NSA Chief Pushes Legislation To Stifle The First Amendment

NSA Chief is Pushing for Legislation to Stifle the First Amendment (Liberty Blitzkrieg, March 5, 2014):

“Recently, what came out with the justices in the United Kingdom … they looked at what happened on Miranda and other things, and they said it’s interesting: journalists have no standing when it comes to national security issues. They don’t know how to weigh the fact of what they’re giving out and saying, is it in the nation’s interest to divulge this.”
– General Keith Alexander, Director of the NSA

Although General Alexander states the above with regard to the UK justice system, he clearly agrees with the assessment. Read the passage above again and think about how scary that statement is. It becomes clear that one of the reasons abuses at the NSA are so egregious is because of the attitude of the person in charge. Alexander genuinely thinks that intelligence officials know best, and should not be subject to any sort of accountability. You don’t need to be a card-carrying member of the ACLU to see how dangerous this perspective is. To endorse this notion that “journalists have no standing when it comes to national security issues,” is to effectively make illegal one of the most important free speech rights in any democracy. This sort of attitude represents the antithesis of American values.

Not only does General Alexander see things this way, apparently he is lobbying for Congressional legislation that would solidify this authoritarian view within the law itself.

For example, the Guardian reported yesterday that:

General Keith Alexander, who has furiously denounced the Snowden revelations, said at a Tuesday cybersecurity panel that unspecified “headway” on what he termed “media leaks” was forthcoming in the next several weeks, possibly to include “media leaks legislation.”

The general, who is due to retire in the next several weeks, said that the furore over Snowden’s surveillance revelations – which he referred to only as “media leaks” – was complicating his ability to get congressional support for a bill that would permit the NSA and the military Cyber Command he also helms to secretly communicate with private entities like banks about online data intrusions and attacks. 

So apparently he has several pieces of authoritarian legislation on his plate at the moment.
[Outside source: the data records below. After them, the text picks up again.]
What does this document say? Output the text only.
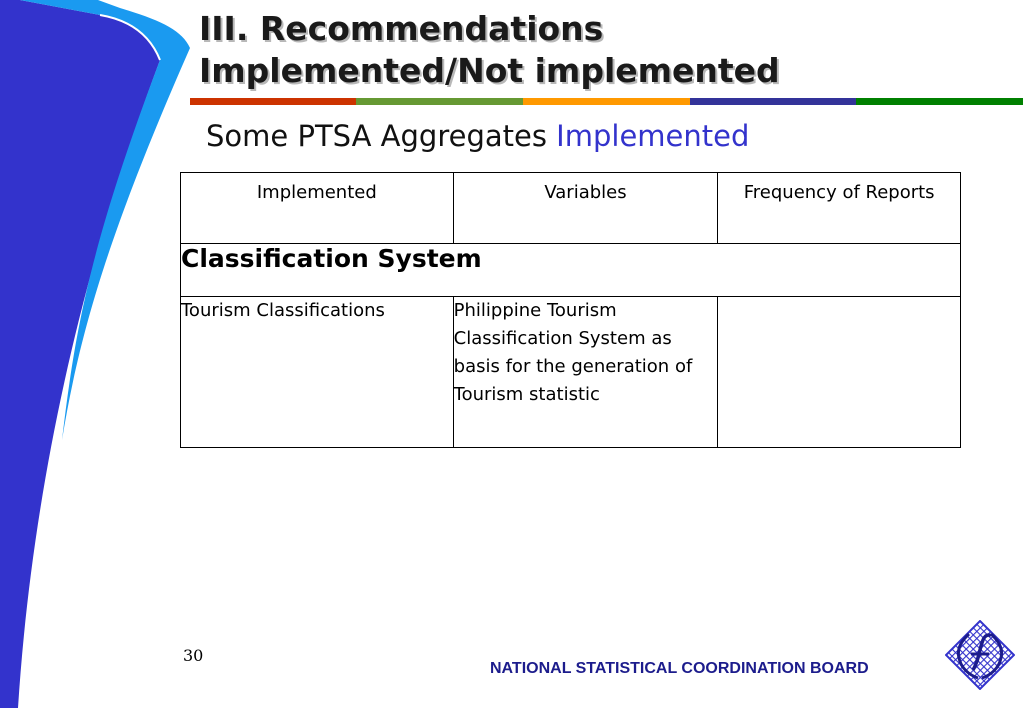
III. Recommendations
Implemented/Not implemented
Some PTSA Aggregates Implemented
Implemented	Variables	Frequency of Reports

Classification System		
Tourism Classifications	Philippine Tourism Classification System as basis for the generation of Tourism statistic	
30
NATIONAL STATISTICAL COORDINATION BOARD
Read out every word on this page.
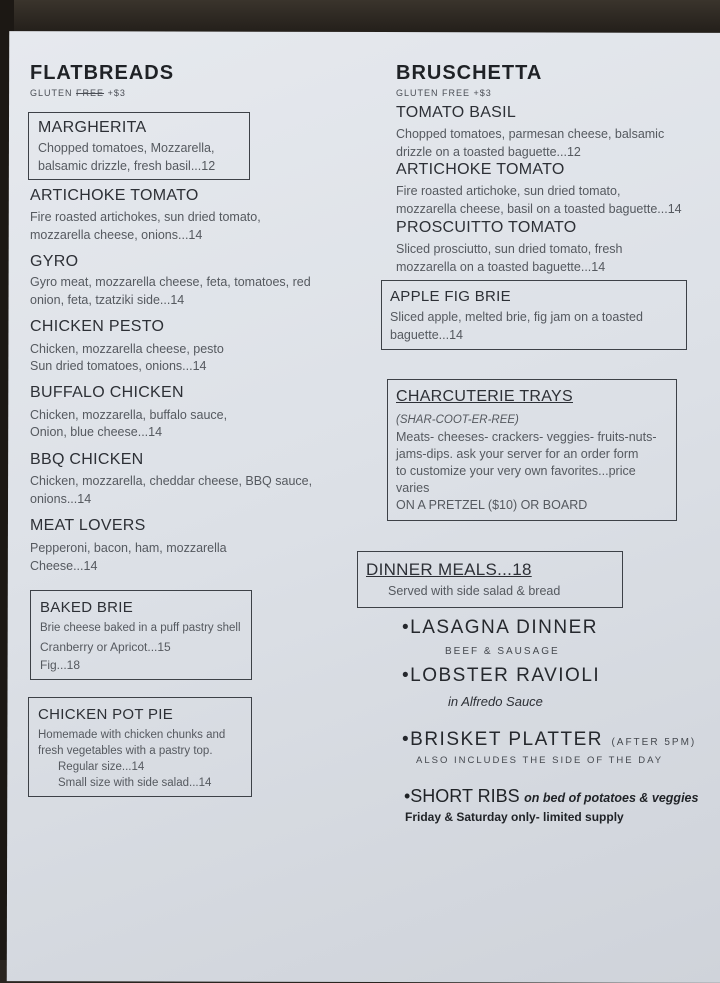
FLATBREADS
GLUTEN FREE +$3
MARGHERITA
Chopped tomatoes, Mozzarella,
balsamic drizzle, fresh basil...12
ARTICHOKE TOMATO
Fire roasted artichokes, sun dried tomato,
mozzarella cheese, onions...14
GYRO
Gyro meat, mozzarella cheese, feta, tomatoes, red
onion, feta, tzatziki side...14
CHICKEN PESTO
Chicken, mozzarella cheese, pesto
Sun dried tomatoes, onions...14
BUFFALO CHICKEN
Chicken, mozzarella, buffalo sauce,
Onion, blue cheese...14
BBQ CHICKEN
Chicken, mozzarella, cheddar cheese, BBQ sauce,
onions...14
MEAT LOVERS
Pepperoni, bacon, ham, mozzarella
Cheese...14
BAKED BRIE
Brie cheese baked in a puff pastry shell
Cranberry or Apricot...15
Fig...18
CHICKEN POT PIE
Homemade with chicken chunks and
fresh vegetables with a pastry top.
Regular size...14
Small size with side salad...14
BRUSCHETTA
GLUTEN FREE +$3
TOMATO BASIL
Chopped tomatoes, parmesan cheese, balsamic
drizzle on a toasted baguette...12
ARTICHOKE TOMATO
Fire roasted artichoke, sun dried tomato,
mozzarella cheese, basil on a toasted baguette...14
PROSCUITTO TOMATO
Sliced prosciutto, sun dried tomato, fresh
mozzarella on a toasted baguette...14
APPLE FIG BRIE
Sliced apple, melted brie, fig jam on a toasted
baguette...14
CHARCUTERIE TRAYS
(SHAR-COOT-ER-REE)
Meats- cheeses- crackers- veggies- fruits-nuts-
jams-dips. ask your server for an order form
to customize your very own favorites...price
varies
ON A PRETZEL ($10) OR BOARD
DINNER MEALS...18
Served with side salad & bread
•LASAGNA DINNER
BEEF & SAUSAGE
•LOBSTER RAVIOLI
in Alfredo Sauce
•BRISKET PLATTER (AFTER 5PM)
ALSO INCLUDES THE SIDE OF THE DAY
•SHORT RIBS on bed of potatoes & veggies
Friday & Saturday only- limited supply
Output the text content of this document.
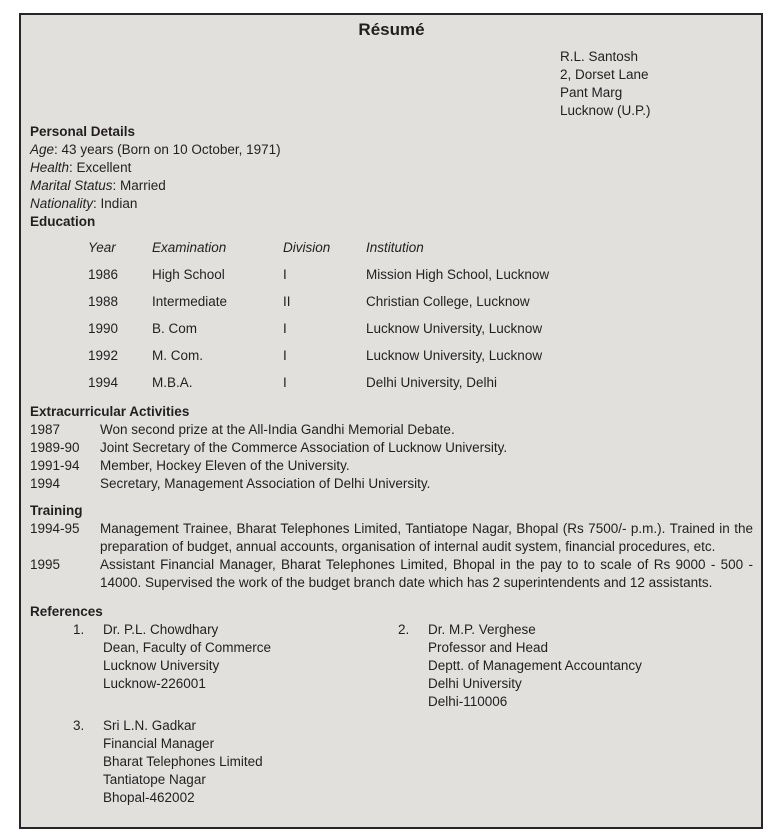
Résumé
R.L. Santosh
2, Dorset Lane
Pant Marg
Lucknow (U.P.)
Personal Details
Age: 43 years (Born on 10 October, 1971)
Health: Excellent
Marital Status: Married
Nationality: Indian
Education
Year	Examination	Division	Institution
1986	High School	I	Mission High School, Lucknow
1988	Intermediate	II	Christian College, Lucknow
1990	B. Com	I	Lucknow University, Lucknow
1992	M. Com.	I	Lucknow University, Lucknow
1994	M.B.A.	I	Delhi University, Delhi
Extracurricular Activities
1987	Won second prize at the All-India Gandhi Memorial Debate.
1989-90	Joint Secretary of the Commerce Association of Lucknow University.
1991-94	Member, Hockey Eleven of the University.
1994	Secretary, Management Association of Delhi University.
Training
1994-95	Management Trainee, Bharat Telephones Limited, Tantiatope Nagar, Bhopal (Rs 7500/- p.m.). Trained in the preparation of budget, annual accounts, organisation of internal audit system, financial procedures, etc.
1995	Assistant Financial Manager, Bharat Telephones Limited, Bhopal in the pay to to scale of Rs 9000 - 500 - 14000. Supervised the work of the budget branch date which has 2 superintendents and 12 assistants.
References
1. Dr. P.L. Chowdhary
Dean, Faculty of Commerce
Lucknow University
Lucknow-226001
2. Dr. M.P. Verghese
Professor and Head
Deptt. of Management Accountancy
Delhi University
Delhi-110006
3. Sri L.N. Gadkar
Financial Manager
Bharat Telephones Limited
Tantiatope Nagar
Bhopal-462002
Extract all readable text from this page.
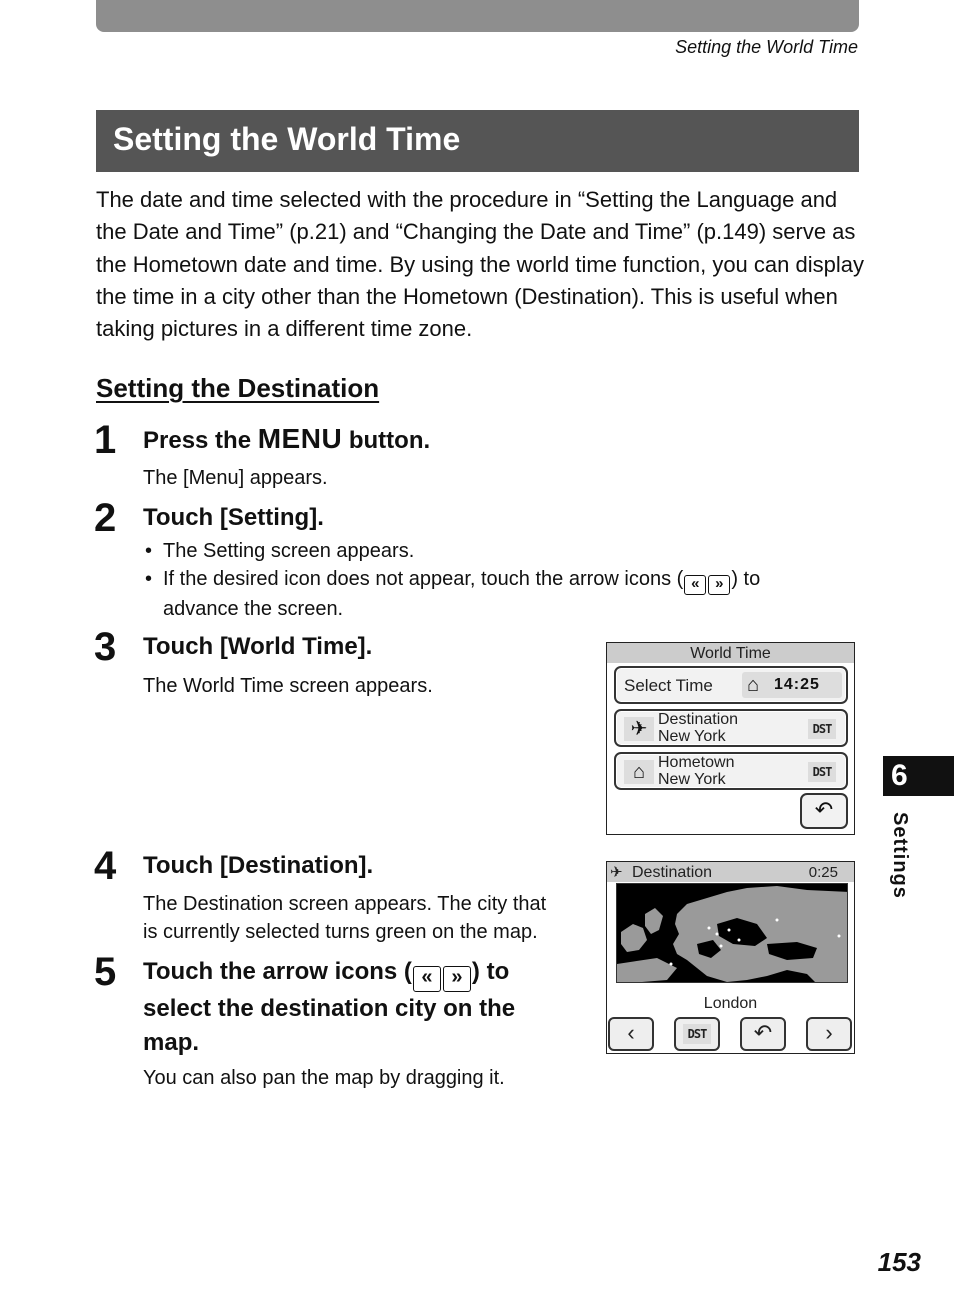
Setting the World Time
Setting the World Time

The date and time selected with the procedure in “Setting the Language and the Date and Time” (p.21) and “Changing the Date and Time” (p.149) serve as the Hometown date and time. By using the world time function, you can display the time in a city other than the Hometown (Destination). This is useful when taking pictures in a different time zone.

Setting the Destination
1 Press the MENU button.
The [Menu] appears.
2 Touch [Setting].
• The Setting screen appears.
• If the desired icon does not appear, touch the arrow icons ( « » ) to
advance the screen.
3 Touch [World Time].
The World Time screen appears.
World Time
Select Time ⌂ 14:25
✈ Destination
New York	DST
⌂ Hometown
New York	DST
↶
4 Touch [Destination].
The Destination screen appears. The city that
is currently selected turns green on the map.
✈ Destination	0:25
London
‹	DST	↶	›
5 Touch the arrow icons ( « » ) to
select the destination city on the
map.
You can also pan the map by dragging it.
6
Settings
153
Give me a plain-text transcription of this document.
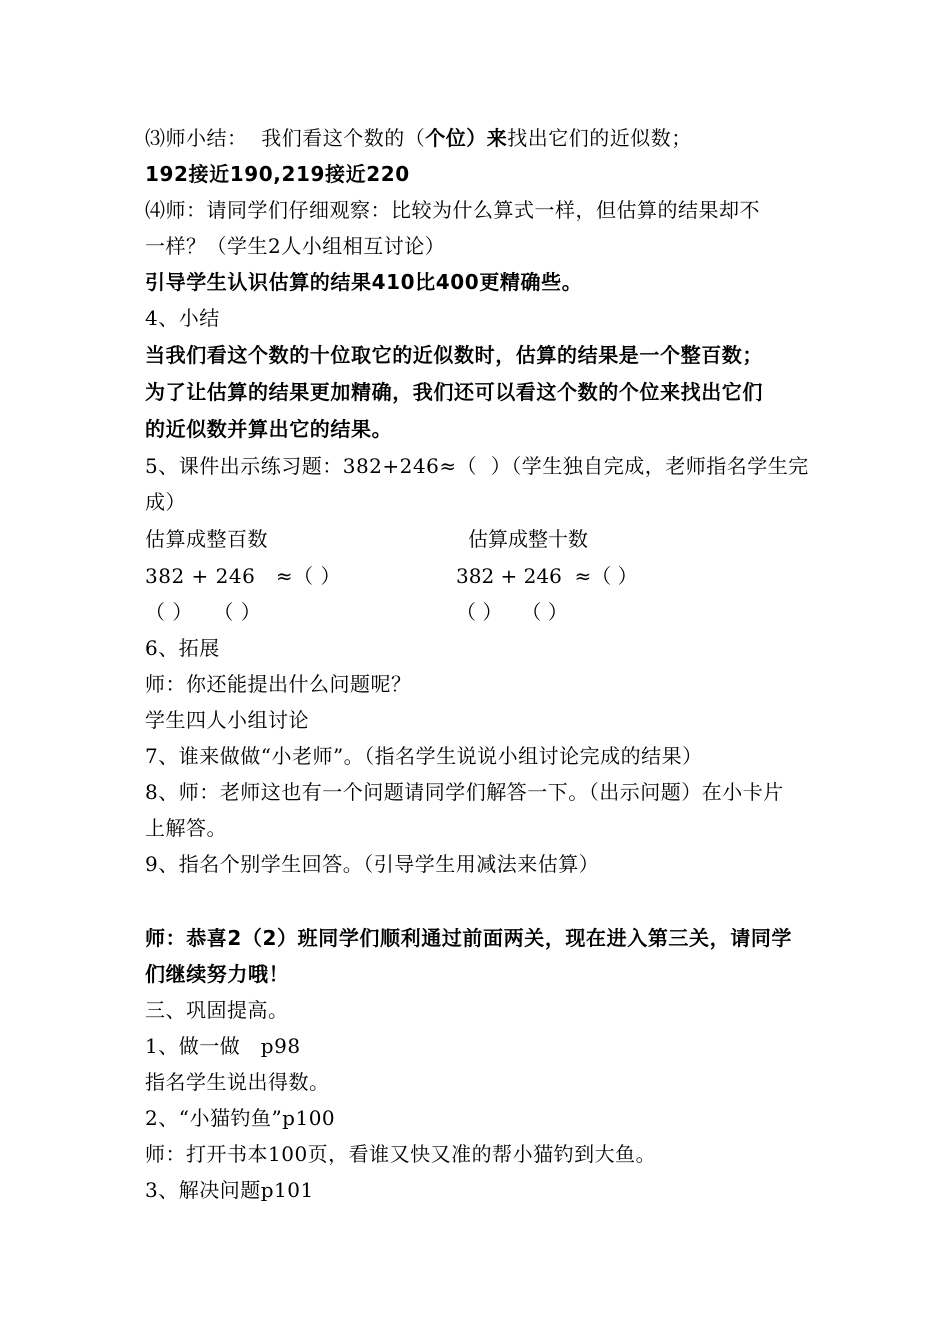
⑶师小结：  我们看这个数的（个位）来找出它们的近似数；
192接近190,219接近220
⑷师：请同学们仔细观察：比较为什么算式一样，但估算的结果却不
一样？（学生2人小组相互讨论）
引导学生认识估算的结果410比400更精确些。
4、小结
当我们看这个数的十位取它的近似数时，估算的结果是一个整百数；
为了让估算的结果更加精确，我们还可以看这个数的个位来找出它们
的近似数并算出它的结果。
5、课件出示练习题：382+246≈（  ）（学生独自完成，老师指名学生完
成）
估算成整百数	估算成整十数
382 + 246   ≈（ ）	382 + 246  ≈（ ）
（ ）   （ ）	（ ）   （ ）
6、拓展
师：你还能提出什么问题呢？
学生四人小组讨论
7、谁来做做“小老师”。（指名学生说说小组讨论完成的结果）
8、师：老师这也有一个问题请同学们解答一下。（出示问题）在小卡片
上解答。
9、指名个别学生回答。（引导学生用减法来估算）
师：恭喜2（2）班同学们顺利通过前面两关，现在进入第三关，请同学
们继续努力哦！
三、巩固提高。
1、做一做   p98
指名学生说出得数。
2、“小猫钓鱼”p100
师：打开书本100页，看谁又快又准的帮小猫钓到大鱼。
3、解决问题p101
He laments Snowden is making the implementation of his fascist tendencies more difficult. Just another reason to celebrate Snowden.

“We’ve got to handle media leaks first,” Alexander said.

“I think we are going to make headway over the next few weeks on media leaks. I am an optimist. I think if we make the right steps on the media leaks legislation, then cyber legislation will be a lot easier,” Alexander said.

Alexander has previously mused about “stopping” journalism related to the Snowden revelations.

“We ought to come up with a way of stopping it. I don’t know how to do that. That’s more of the courts and the policymakers but, from my perspective, it’s wrong to allow this to go on,” he told an official Defense Department blog in October.

The specific legislation to which Alexander referred was unclear. Angela Canterbury, the policy director for the Project on Government Oversight, a watchdog group, said she was unaware of any such bill. Neither was Steve Aftergood, an intelligence policy analyst at the Federation of American Scientists.

Does this guy really have something up his sleeve, or is he just delusional?

But staff at Georgetown University, which sponsored the Tuesday cybersecurity forum, took the microphone away from a Guardian reporter who attempted to ask Alexander if the NSA had missed the signs of Russia’s invasion and occupation of Ukraine, which appeared to take Obama administration policymakers by surprise.

Although the event was open to reporters, journalists were abruptly told following the NSA director’s remarks that they were not permitted to ask questions of Alexander, who did not field the Ukraine question. Following the event, security staff closed a stairwell gate on journalists who attempted to ask Alexander questions on his way out.


Full article here.

In Liberty,
Michael Krieger

1 thought on “NSA Chief Pushes Legislation To Stifle The First Amendment”

  1. It is really terrifying to see America these days. It has become like Nazi Germany, the one part of history I never wanted to see outside a history book…….

    This general ought to be stripped of his rank and thrown into jail for his outrageous behavior and complete disregard for basic civil rights. Suppress the right to speak?

    People ought to raise hell about this, but they won’t hear of it. As for suppressing the first amendment, all one has to do is revisit the Patriot Act. Speaking against the president is enough to be thrown in jail……He only needs to read the Patriot Act.

    Having spent 12 years in a coastal rain forest, I can only say these evil sociopaths are going to face a reckoning soon. The planet is very big and alive. It won’t come from the people, because they are told nothing…….it will come from nature and it is being sped along by Fukushima. The planet is readying itself to wash us away as easily as we would ants off a sink. It won’t be in 20 or 30 years, everything will be changed in the next couple of years…..far beyond anything they can imagine.